Visitors can also see 3-D models of the Moon's surface, rocks gathered by the first humans on the Moon (Edwin “Buzz” Aldrin and Neil Armstrong), and retro “futuristic” objects from the Historical Society’s collections that show what mid-century Americans thought life would be like in a post-lunar-landing world.

Exploring this exhibit is the next best thing to being an astronaut!

Collections Selections: Canoe Models
February 16, 2019 - September 22, 2019

This exhibition shows the Washington State Historical Society’s collection of model canoes carved as representations of larger vessels and as art created for the tourist trade. Several different tribes, art styles, and canoe designs are represented here, dating from the 1870s to the early 2000s.

February 16, 2019 - January 13, 2020

Experience a single horizon line created through twenty-eight landscapes in an intimate gallery setting. All works are from the Washington State Historical Society’s collection and date from 1870 to 1966. They are hung together in a way that aligns their dominant horizon lines. The cumulative result is the effect of a continual landscape around the perimeter of the gallery.

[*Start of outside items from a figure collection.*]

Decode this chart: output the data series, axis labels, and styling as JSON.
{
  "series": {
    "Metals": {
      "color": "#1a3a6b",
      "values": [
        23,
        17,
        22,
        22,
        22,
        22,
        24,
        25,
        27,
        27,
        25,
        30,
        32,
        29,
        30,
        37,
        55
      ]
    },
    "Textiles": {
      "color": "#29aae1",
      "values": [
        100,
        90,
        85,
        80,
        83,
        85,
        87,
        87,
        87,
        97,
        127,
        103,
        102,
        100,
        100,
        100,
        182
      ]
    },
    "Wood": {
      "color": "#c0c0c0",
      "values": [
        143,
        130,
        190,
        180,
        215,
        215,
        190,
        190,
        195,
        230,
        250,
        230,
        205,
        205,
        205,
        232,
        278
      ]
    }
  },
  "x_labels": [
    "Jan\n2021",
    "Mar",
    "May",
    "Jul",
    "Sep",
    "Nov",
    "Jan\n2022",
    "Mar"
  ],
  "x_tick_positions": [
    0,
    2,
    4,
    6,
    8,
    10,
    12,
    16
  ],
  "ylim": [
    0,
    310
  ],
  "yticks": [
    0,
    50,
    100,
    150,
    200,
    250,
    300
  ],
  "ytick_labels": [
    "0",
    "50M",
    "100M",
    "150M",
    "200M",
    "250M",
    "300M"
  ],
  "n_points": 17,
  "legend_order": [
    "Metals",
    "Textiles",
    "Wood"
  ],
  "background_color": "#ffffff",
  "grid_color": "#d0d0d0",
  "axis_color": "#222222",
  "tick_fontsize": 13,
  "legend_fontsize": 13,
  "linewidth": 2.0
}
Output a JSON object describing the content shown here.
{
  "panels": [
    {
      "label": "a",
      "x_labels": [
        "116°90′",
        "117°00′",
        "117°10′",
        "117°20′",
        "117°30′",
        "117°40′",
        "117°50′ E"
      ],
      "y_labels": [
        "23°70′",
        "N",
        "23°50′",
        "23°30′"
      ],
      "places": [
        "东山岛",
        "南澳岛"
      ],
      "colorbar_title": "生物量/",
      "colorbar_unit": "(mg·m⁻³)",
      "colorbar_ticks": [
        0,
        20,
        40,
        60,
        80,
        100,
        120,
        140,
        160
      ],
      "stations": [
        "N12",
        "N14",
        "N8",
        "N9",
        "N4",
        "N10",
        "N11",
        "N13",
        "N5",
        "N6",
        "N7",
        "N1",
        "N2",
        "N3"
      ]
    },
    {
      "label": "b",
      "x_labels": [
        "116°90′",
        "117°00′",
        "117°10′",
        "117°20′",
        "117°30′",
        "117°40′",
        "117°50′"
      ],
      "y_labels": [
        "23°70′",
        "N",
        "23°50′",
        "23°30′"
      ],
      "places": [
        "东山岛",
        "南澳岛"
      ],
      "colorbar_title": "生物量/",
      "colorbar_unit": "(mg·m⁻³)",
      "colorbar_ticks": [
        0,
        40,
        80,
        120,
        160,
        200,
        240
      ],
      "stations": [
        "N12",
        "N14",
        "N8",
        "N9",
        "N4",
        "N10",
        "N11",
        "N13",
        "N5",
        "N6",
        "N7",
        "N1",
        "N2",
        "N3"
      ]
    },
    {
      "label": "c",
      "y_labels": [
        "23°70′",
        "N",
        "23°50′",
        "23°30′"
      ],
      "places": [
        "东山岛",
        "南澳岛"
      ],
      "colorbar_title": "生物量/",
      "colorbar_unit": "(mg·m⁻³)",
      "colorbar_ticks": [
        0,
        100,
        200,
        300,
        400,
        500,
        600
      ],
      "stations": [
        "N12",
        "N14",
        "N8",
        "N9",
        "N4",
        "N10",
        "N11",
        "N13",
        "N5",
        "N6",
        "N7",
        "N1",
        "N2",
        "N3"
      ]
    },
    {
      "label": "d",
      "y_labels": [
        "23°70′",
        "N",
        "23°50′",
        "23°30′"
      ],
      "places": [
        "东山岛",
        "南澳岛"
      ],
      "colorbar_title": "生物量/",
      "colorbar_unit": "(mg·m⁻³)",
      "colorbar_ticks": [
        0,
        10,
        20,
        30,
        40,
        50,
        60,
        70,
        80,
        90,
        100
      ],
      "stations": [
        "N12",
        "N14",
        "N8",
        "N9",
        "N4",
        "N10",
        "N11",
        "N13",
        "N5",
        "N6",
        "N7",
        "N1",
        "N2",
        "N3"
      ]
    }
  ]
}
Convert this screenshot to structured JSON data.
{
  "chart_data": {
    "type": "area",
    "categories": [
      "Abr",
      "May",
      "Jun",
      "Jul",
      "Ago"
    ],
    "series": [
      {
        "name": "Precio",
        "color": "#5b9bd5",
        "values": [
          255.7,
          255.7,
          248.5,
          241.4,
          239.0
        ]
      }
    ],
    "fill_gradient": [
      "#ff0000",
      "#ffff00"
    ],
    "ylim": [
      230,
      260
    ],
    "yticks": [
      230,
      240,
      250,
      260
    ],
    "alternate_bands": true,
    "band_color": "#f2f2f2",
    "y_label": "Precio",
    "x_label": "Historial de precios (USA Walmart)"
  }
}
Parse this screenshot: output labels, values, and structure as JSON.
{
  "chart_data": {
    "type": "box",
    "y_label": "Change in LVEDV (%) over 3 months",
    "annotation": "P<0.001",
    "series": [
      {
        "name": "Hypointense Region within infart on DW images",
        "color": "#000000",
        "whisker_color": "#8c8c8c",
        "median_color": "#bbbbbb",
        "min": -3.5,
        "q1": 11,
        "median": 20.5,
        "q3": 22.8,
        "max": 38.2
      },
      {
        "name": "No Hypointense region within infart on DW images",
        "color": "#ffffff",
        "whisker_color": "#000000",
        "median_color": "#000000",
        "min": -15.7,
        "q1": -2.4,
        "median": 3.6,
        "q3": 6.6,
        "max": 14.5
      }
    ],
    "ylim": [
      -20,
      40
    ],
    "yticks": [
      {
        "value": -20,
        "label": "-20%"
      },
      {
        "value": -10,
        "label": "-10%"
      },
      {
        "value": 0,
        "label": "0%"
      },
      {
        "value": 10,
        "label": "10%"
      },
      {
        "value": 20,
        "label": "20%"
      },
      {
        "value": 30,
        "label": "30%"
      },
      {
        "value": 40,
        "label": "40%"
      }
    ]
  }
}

While the exhibition features paintings of differing sizes, media, and techniques, the works themselves portray the suggested influence of the physical grandeur and the capturing of the native landscape of the Pacific Northwest, alongside the larger idea of horizon and the opportunity that looking westward afforded many of the artists whose work is represented here. Works from the WSHS collection included in HORIZON demonstrate how various painters have grappled with the vast scale and subtle nuances of the Pacific Northwest landscape.

The dates of the artworks exhibited span almost a century, ranging from 1870 to 1966, and vary considerably in style and environmental treatment. Some artists sought to capture the immensity or emptiness of a view, while others focused instead on the impact of settlement and “progress,” as it was thought of at the time. This unlikely stable of artists, with only the ultimate resting place of their works in common, illustrates an influx of creative wanderers to the American West, each of whom heralded from some other place and brought with them a unique point of view—an individual lens through which to see the environs of Washington State.

The Great Hall

Our largest exhibit at the Washington State History Museum, The Great Hall of Washington History is a walk through time. This year-round space showcases some of our earliest history with the Clovis Points and a variety of artifacts from Native American civilization and culture, and explains the progression through statehood including industrialization, the war and post-war eras, women's suffrage, immigration and migration, and more. Allow at least two hours to fully absorb the material in the Great Hall of Washington History.

History Lab

The History Lab Learning Center engages visitors with interactive exhibits featuring historical concepts such as Time, Place, Viewpoint, Exploration, and Precedent. In the learning center, visitors of all ages are encouraged to use the Tools of the History Trade (artifacts, ephemera, books and periodicals, people, maps, and images) to think like detectives in search of evidence. The History Lab exhibit is on the fifth floor of the History Museum.

Model Railroad

Don your conductor's cap and climb aboard the History Museum's own model railroad. Watch history being made as the Puget Sound Model Railroad Engineers club continues construction on the 1,800-square-foot permanent layout depicting the rail lines from Tacoma's Point Defiance Park to the Stampede Pass tunnel in the Cascades.